Complex-catalyzed Polymerization Of Water-soluble Monomers

On the dark the radical polymerization of water-soluble monomers (AM, AA and AMPS), which is initiated by FeCl3, is confirmed by our experiment and NMR results. Based on these experiment results, we have examined the interaction between FeCl3 and monomers, and the initiation mechanism.

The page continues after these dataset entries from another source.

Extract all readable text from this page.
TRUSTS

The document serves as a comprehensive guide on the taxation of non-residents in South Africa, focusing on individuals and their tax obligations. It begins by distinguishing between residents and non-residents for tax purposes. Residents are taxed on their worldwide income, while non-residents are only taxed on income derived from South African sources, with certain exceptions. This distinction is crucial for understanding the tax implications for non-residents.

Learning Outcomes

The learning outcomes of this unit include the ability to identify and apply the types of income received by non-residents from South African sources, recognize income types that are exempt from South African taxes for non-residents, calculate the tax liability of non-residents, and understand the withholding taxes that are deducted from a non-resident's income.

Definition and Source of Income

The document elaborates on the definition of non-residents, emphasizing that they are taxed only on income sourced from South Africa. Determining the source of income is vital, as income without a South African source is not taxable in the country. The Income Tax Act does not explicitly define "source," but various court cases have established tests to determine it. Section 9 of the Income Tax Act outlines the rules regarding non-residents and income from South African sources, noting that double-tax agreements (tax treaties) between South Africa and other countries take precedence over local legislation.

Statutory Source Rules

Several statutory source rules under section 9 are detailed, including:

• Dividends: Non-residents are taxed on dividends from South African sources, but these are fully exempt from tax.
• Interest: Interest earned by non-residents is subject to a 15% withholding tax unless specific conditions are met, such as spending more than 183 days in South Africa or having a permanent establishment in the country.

In the absence of light, FeOH2+, the hydrolysis product of FeCl3, forms identate-liganded complex with double bonds of monomers. The structure of the complex is determined by pH value and monomer concentration. There exist limits of pH value and monomer concentration. Out of the limits there is no polymer obtained. The kinetic results show that the complex HOFeAMCl2 acts as a catalyst. It reacts with an AM monomer to form the complex HOFe(AM)2Cl2. Then the complex HOFe(AM)2Cl2 releases its second AM monomer and forms free radical which has two active centers. The initiation mechanism is in fact a kind of complex-catalyzed polymerization. The polymerization mechanism is proved to be free radical polymerization by DPPH reagent.Through adjusting either FeCl3 concentration or monomer concentrations, we can change the effective complex content, and then control the polymerization process. FeCl3 concentration is usually excessive under normal conditions. The sole variable in the polymerization of a given sample is its monomer concentrations. The monomer order was found to be 1.0 for the initiation rate and 2.0 for the propagation rate. At the beginning of the reaction, the polymerization is very stable because that the monomer concentration have a little change. Through consumption of a little monomer, there is no influence of inhibitor on the reaction and polymerization is very easy to be done.The initiation activation energy is 80.5kJ/mol, and its propagation activation energy is 58.26kJ/mol. Being lower initiation activation energy, polymerization can be processed at room temperature. But the polymeric rate is very slower. The relatively high propagation activation energy is due to its monomers participating in forming complex.